Markets Freak out — Dow Slides ~1,140 Points as Iran War Fans Oil and Inflation Fears

- Published March 3, 2026
Why the rout? The market’s worry meter flipped from “short skirmish” to “sticky disruption.” Overnight strikes and counterattacks widened the scope of the fighting: Israel said it was hitting targets in Iran and in Lebanon, and Tehran-backed Hezbollah launched strikes toward Tel Aviv. Even US diplomatic sites were struck, and non-emergency US staff were being moved out of several Gulf states. Add a warning from Donald Trump that the campaign could run far longer than expected, and traders hit the sell button.
Energy is the transmission belt that turned a regional conflict into global market stress. Oil prices surged again — the international benchmark Brent topped the low $80s — after reports that Iran threatened to choke off traffic through the Strait of Hormuz, the chokepoint for about a fifth of seaborne oil flows. When tankers sit idle and insurers pull coverage, the math for prices is simple: less supply, higher spot rates, more inflation angst.
That inflation anxiety is what made bonds act weird. Normally in a crisis, investors stampede into Treasuries and yields fall. This time yields rose — traders sold long-term bonds — because higher oil risks stoking inflation and making Federal Reserve rate cuts less likely. The dollar strengthened, gold bounced around, and the 10-year Treasury yield ticked up as markets readjusted to the idea of higher borrowing costs for longer.
The pain was global. Europe’s Stoxx 600 fell more than 3%, Japan’s Nikkei 225 dropped about 3%, and South Korea’s Kospi crashed over 7% — its worst session in months. Asian memory and chip stocks took a beating, dragging down regional markets that had been the engines of the year’s rally. Defense names popped like you’d expect; energy firms also outperformed as traders rotated into sectors that benefit from higher oil prices.

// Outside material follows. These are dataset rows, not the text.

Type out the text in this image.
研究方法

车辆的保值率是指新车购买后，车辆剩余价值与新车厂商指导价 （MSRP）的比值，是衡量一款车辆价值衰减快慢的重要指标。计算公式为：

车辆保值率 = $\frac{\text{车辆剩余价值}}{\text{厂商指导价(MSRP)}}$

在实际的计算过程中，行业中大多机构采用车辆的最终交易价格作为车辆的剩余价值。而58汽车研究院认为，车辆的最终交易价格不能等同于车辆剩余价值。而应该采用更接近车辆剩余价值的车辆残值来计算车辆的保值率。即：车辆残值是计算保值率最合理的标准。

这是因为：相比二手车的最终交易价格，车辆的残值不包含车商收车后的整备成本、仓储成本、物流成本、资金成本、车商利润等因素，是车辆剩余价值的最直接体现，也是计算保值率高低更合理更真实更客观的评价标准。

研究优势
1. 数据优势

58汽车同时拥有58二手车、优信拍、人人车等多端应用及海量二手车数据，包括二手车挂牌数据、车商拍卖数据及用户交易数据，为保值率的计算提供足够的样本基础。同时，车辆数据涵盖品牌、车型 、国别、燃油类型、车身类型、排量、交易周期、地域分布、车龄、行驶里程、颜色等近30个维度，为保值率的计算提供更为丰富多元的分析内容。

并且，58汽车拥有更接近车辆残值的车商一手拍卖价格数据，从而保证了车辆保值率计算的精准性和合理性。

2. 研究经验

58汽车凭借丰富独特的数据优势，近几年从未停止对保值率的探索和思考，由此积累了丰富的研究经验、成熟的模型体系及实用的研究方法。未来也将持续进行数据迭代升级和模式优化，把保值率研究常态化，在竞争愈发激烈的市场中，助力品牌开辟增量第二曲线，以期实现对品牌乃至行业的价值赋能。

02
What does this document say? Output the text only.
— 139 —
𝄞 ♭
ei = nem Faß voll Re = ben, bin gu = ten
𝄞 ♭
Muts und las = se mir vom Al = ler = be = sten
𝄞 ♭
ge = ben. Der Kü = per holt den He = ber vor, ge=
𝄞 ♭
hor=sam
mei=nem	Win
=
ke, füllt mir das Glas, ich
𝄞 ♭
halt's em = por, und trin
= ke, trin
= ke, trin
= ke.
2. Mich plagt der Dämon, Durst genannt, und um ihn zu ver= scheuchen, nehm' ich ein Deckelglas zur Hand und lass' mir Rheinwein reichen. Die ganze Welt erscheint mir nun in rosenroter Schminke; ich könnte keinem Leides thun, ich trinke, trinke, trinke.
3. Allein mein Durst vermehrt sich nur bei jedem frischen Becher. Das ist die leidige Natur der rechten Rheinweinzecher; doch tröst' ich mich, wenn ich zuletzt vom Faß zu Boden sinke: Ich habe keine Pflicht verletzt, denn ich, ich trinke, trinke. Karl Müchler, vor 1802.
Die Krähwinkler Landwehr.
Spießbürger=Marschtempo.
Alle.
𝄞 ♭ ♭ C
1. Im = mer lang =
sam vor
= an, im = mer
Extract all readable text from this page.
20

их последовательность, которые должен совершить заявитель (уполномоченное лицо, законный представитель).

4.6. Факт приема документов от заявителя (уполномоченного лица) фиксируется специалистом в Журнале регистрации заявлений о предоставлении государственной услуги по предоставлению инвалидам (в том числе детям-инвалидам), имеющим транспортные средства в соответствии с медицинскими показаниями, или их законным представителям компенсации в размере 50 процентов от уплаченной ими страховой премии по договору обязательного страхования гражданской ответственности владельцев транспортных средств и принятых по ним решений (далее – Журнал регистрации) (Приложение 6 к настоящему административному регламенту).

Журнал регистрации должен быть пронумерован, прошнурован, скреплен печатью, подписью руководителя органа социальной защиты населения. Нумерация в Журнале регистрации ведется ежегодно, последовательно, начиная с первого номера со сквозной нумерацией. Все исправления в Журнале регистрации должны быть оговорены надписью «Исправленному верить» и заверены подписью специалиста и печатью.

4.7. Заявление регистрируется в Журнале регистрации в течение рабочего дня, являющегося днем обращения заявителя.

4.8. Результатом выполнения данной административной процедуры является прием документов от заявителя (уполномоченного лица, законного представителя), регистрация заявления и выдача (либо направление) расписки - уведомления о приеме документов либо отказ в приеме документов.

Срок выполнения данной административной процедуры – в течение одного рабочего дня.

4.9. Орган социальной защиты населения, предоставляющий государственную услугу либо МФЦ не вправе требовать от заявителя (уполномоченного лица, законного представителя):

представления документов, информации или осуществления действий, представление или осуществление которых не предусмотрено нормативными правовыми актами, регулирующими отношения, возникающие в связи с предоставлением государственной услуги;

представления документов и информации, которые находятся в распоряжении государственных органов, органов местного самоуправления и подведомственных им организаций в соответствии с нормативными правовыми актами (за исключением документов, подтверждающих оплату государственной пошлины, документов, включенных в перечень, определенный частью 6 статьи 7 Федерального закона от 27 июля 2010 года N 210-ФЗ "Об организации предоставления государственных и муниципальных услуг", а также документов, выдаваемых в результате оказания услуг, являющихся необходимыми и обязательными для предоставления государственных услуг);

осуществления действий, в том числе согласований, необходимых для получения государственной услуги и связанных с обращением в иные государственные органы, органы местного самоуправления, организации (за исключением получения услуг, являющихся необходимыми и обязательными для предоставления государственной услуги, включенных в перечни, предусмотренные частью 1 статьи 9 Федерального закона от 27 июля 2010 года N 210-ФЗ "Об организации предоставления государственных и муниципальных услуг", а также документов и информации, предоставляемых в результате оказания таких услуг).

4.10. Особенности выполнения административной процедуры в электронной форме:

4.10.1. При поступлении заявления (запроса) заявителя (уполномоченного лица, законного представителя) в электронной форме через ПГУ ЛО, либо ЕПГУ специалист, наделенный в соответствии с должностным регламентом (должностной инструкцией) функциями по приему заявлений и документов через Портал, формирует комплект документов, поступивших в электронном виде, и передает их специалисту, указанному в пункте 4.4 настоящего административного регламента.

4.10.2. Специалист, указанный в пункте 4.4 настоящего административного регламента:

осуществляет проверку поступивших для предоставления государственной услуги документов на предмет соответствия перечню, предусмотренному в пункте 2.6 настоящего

Some pockets of the market got hammered harder than others. Airlines and travel stocks sank — higher jet fuel and cancelled routes are a double whammy — while cruise lines and leisure names were also hit. At the same time, miners and commodity-exposed firms swung wildly as investors re-priced a possible global slowdown.
There’s history here: markets often overreact to geopolitical shocks before settling back. Strategists point out that in many past crises the S&P has recovered within a few months. But this one has a ticking complication: the Strait of Hormuz, rising natural-gas volatility, and attacks on energy infrastructure could turn a short flare-up into a real supply shock. If oil heads north of $100 and stays there, the risk to global growth and corporate profits becomes much more concrete.
Traders are split between two stories today. One camp treats this as a headline-driven panic that will calm once the fighting eases and shipments resume. The other thinks the conflict has already crossed a threshold — enough infrastructure at risk, enough political momentum, and depleted missile-defense stocks — that the disruption could be prolonged. That uncertainty is a brutal tax on markets.
Tuesday’s sell-off was ugly and fast. It wasn’t driven by earnings misses or a surprise Fed move; it was driven by war-risk math — oil up, inflation risk up, rate-cut hopes down. If you’re a long-term investor, history says don’t panic-sell. If you’re trading this stuff, expect whipsaw action as headlines keep churning and traders argue over whether this is a short storm or the start of something much larger.